For a Human-Centered AI

Mobility Story: Giovanni Garberoglio #4 Coming back home

March 24, 2017

The final part of an intense knowledge-trip with many lessons learnt, between trial and error.

Like any nice adventure, also my Mobility is coming to an end. In the following days I take care of the last things, I agree with Karl and his student to continue working together, we put in the pipeline some necessary calculations to take another small step in our plan and back in the apartment… I find that my eye is trying to determine whether all the stuff I bought in the meantime can fit in the nearly full “mini-bag” I had brought from Italy. Fortunately, in the end I don’t have to give up much, even if it seems to me that weight has definitely gone up (not mine, that of the stuff I’m taking home!). The return trip is uneventful.
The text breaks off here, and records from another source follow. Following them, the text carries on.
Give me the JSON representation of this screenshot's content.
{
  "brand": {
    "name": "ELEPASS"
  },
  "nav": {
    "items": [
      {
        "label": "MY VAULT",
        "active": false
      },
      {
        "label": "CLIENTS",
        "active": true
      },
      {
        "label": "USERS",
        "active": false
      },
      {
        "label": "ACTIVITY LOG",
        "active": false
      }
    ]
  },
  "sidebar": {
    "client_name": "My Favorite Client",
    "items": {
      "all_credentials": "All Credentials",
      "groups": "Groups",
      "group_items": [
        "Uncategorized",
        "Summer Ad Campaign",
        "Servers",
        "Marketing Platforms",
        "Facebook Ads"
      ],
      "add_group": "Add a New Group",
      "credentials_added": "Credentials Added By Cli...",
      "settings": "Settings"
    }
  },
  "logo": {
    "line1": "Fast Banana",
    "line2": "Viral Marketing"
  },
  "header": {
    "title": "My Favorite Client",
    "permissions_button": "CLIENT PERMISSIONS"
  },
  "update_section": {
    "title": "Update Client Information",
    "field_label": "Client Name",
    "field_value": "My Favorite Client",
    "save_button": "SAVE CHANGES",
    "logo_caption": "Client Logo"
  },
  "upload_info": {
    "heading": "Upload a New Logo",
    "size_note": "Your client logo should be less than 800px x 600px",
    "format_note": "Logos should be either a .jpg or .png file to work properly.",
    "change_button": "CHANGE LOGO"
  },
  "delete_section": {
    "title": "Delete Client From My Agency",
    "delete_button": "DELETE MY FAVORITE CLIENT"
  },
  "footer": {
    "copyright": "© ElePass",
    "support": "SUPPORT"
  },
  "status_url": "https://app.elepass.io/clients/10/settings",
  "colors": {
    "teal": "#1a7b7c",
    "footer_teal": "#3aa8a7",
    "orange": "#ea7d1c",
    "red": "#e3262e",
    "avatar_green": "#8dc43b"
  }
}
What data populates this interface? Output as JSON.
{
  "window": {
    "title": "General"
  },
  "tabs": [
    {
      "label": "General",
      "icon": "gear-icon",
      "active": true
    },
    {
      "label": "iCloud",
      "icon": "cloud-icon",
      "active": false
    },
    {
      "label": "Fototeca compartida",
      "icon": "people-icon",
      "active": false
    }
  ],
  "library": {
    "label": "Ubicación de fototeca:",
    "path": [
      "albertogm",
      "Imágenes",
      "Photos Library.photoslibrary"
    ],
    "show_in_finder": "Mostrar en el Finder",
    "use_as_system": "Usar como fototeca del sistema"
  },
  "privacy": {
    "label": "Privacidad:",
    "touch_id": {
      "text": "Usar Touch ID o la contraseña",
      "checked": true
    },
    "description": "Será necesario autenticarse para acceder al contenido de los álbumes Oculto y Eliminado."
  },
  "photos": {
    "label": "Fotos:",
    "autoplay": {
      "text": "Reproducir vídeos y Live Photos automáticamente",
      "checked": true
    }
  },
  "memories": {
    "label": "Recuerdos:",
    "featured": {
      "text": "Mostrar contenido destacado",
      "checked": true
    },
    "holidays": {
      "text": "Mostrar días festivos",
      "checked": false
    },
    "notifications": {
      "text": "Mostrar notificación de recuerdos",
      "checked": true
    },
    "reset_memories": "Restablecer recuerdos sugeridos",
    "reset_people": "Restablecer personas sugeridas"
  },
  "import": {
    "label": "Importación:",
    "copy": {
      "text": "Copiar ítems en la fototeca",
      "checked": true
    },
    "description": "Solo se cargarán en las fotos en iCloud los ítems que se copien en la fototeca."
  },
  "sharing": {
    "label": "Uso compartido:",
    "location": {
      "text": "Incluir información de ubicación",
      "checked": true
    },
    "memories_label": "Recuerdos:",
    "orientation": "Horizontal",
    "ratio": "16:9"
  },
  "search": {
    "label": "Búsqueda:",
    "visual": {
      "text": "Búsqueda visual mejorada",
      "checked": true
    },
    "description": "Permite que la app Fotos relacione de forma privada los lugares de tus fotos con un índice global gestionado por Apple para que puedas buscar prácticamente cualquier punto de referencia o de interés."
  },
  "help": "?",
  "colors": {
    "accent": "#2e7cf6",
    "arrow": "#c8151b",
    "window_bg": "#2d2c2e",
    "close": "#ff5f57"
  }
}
Back in Denver, I sleep there one night, taking the opportunity for a last American burger with an IPA. The next day I get on the plane, with connection in Germany, that will take me home.

Upon landing at the airport of Munich, I immediately feel at home… It takes me a while to grasp exactly from what I can tell that this airport is not in the US, but in the end I get it: for the first time in the last four months, I am the only one wearing a baseball cap! I’m a little thirsty so, while I wait for the connection, I go get myself a bottle of water. And even doing this simple action I feel back in dear old Europe: the price written on the bottle stand is actually the one I pay at the checkout! For some reason unknown to me, the price in the US is never the final one: to the one shoing on the shelf, local taxes, and federal taxes are added to it and – in the case of restaurants – you have to add a tip of about 15% for waiters.

Another short, one-hour flight and I land in Verona, where a colleague of mine and her partner kindly pick me up and give me a ride home.

In the end, I am happy I have spent some time in the Us but I am also happy to be back in Italy. I can’t believe I can address someone in my native language.

A lot has happened during my Mobility program stay, both from the research and from the personal experience standpoint, and a tell some stories during the ride. One scene is particularly entertaining. During the Mobility period, I was still required to clock in as if I was in Italy, and as I couldn’t do itt do it in person, a system had been activated that allowed me to do it online. After a couple of times in which I had forgotten about it, I had decided to start a regular habit that would help me not to forget it again. On the way to work I often found myself thinking about work, organizing what to do during the day, so as to start with enegy as soon as I stepped into the office. If I wanted to remember to clock-in, it would have been better to do it before the job occupied my mind once I left home. I was born in Sanremo, and there have recently been reports on the news of absentees that – for reasons that elude me – clocked-in in their underwear. I realized that I could do the same, legally though.

You can ask Oscar Wilde if I managed to resist the temptation.